Public market valuations in Asia have increased since 2012, led by a jump in the average P/E of Indonesian companies. China is the exception.

Public market valuations in Asia have generally increased during the period of January to July compared to full year 2012, with the average price-to-earnings up across most key stock market indicies, according to data from Thomson Reuters.

In Asia, public and private market valuations tend to be correlated, says John Parker, partner at KPMG China. “Typically public markets are a good starting point for private valuations.”

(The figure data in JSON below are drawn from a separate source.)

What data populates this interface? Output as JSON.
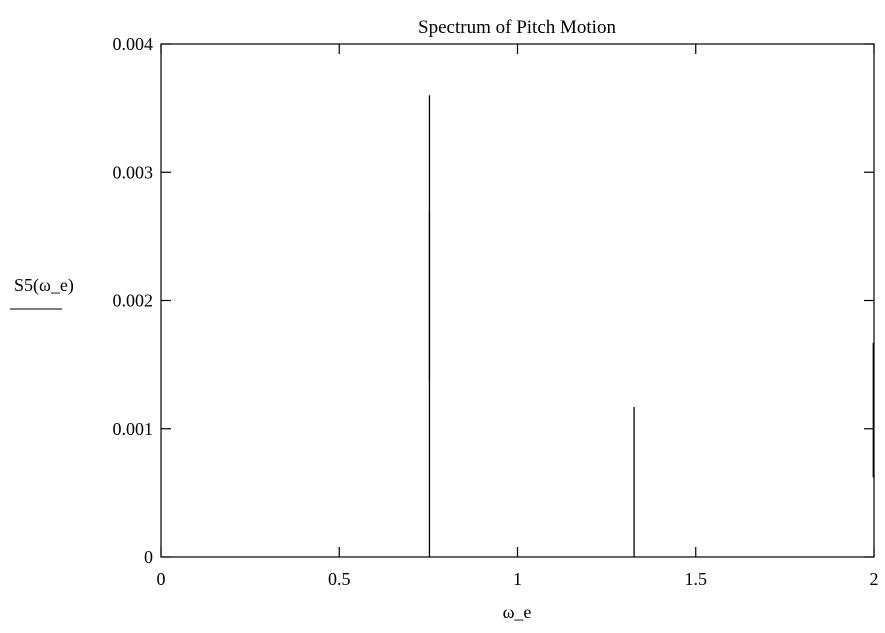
{
  "chart_data": {
    "type": "line",
    "title": "Spectrum of Pitch Motion",
    "xlabel": "ω_e",
    "ylabel": "S5(ω_e)",
    "xlim": [
      0,
      2
    ],
    "ylim": [
      0,
      0.004
    ],
    "x_ticks": [
      {
        "value": 0,
        "label": "0"
      },
      {
        "value": 0.5,
        "label": "0.5"
      },
      {
        "value": 1,
        "label": "1"
      },
      {
        "value": 1.5,
        "label": "1.5"
      },
      {
        "value": 2,
        "label": "2"
      }
    ],
    "y_ticks": [
      {
        "value": 0,
        "label": "0"
      },
      {
        "value": 0.001,
        "label": "0.001"
      },
      {
        "value": 0.002,
        "label": "0.002"
      },
      {
        "value": 0.003,
        "label": "0.003"
      },
      {
        "value": 0.004,
        "label": "0.004"
      }
    ],
    "series": [
      {
        "color": "#000000",
        "segments": [
          {
            "x": 0.753,
            "y0": 0,
            "y1": 0.0036
          },
          {
            "x": 0.753,
            "y0": 0.00138,
            "y1": 0.00268
          },
          {
            "x": 1.327,
            "y0": 0,
            "y1": 0.00117
          },
          {
            "x": 1.998,
            "y0": 0.00062,
            "y1": 0.00167
          }
        ]
      }
    ],
    "grid": false
  }
}
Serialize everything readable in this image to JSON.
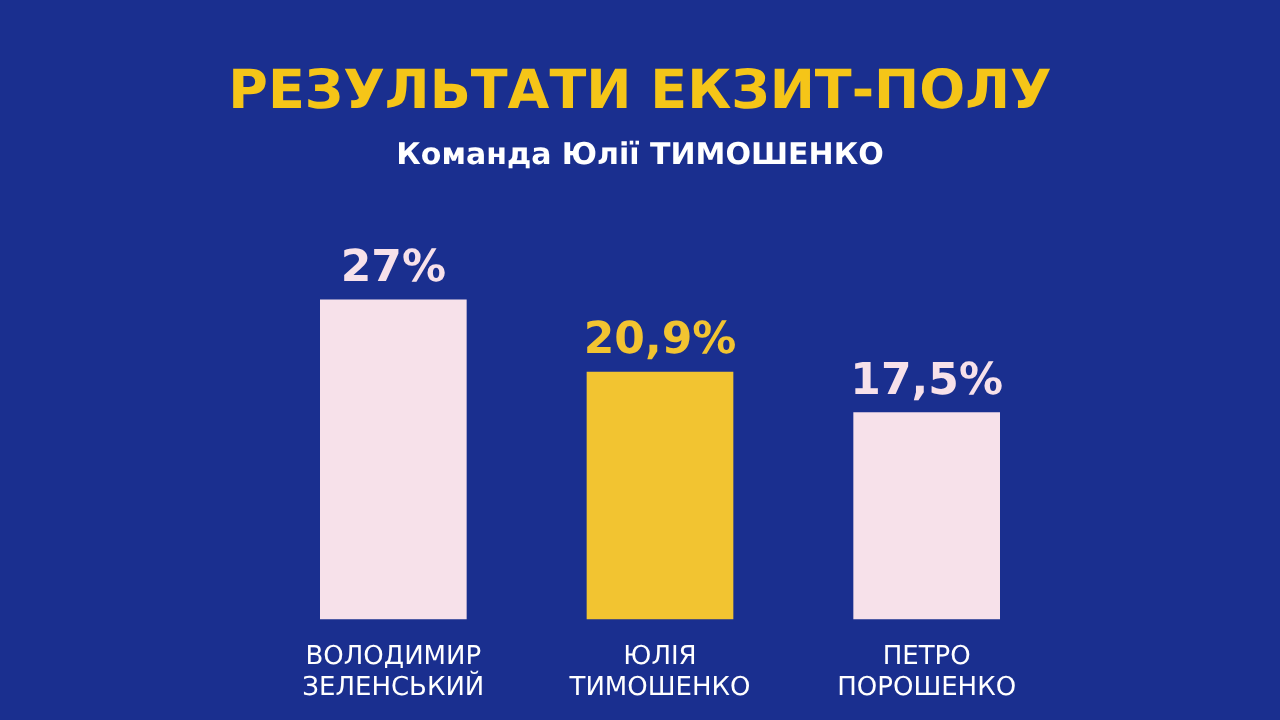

Indonesia has the highest listed company valuations in Southeast Asia, with the average price-to-earnings ratio of 17.48 for the period January to July 2013, according to the data.

Average P/E ratios

   2013
Jan-July*
 2012
 Indonesia   17.48   12.74
 Australia  16.75  13.29
 India  15.83  14.95
 Singapore  12.26   9.44
 Vietnam  11.98   9.79
 Hong Kong  11.05   9.97
 China  10.77  11.48
 Korea  10.04   9.49

*January 1-July 22, 2013
Source: Thomson Reuters

The figure is up significantly from 12.74, Indonesia’s average P/E for the full year 2012.

“Private valuations in Indonesia are starting to trend higher than investors might be looking for,” says Parker. “The correlation between buyers and sellers is getting farther apart.”

China was the only market in Asia where the average price-to-earnings fell. China's figure was 10.77, down from the full year 2012 average P/E of 11.48. 

Late last year, regulators froze the IPO process in China to review applications and reform the listing process. IPOs did not resume in April as expected and there has been no official announcement about when the listing process will be restarted. 

Regulators were hoping that a freeze on IPOs would bolster the share prices within the market as investors focus on what’s already listed, Parker said, but that hasn't happened. Many investors have instead turned to other opportunities such as real estate.

Price -to-earnings will continue to slide as China’s public listings remain on hold.

“In certain cases [a prolonged freeze] is likely going to result in a desperation for capital,” Parker says. “It could cause certain businesses to look to private equity for bridge financing or they may seek a listing on the Hong Kong stock market.”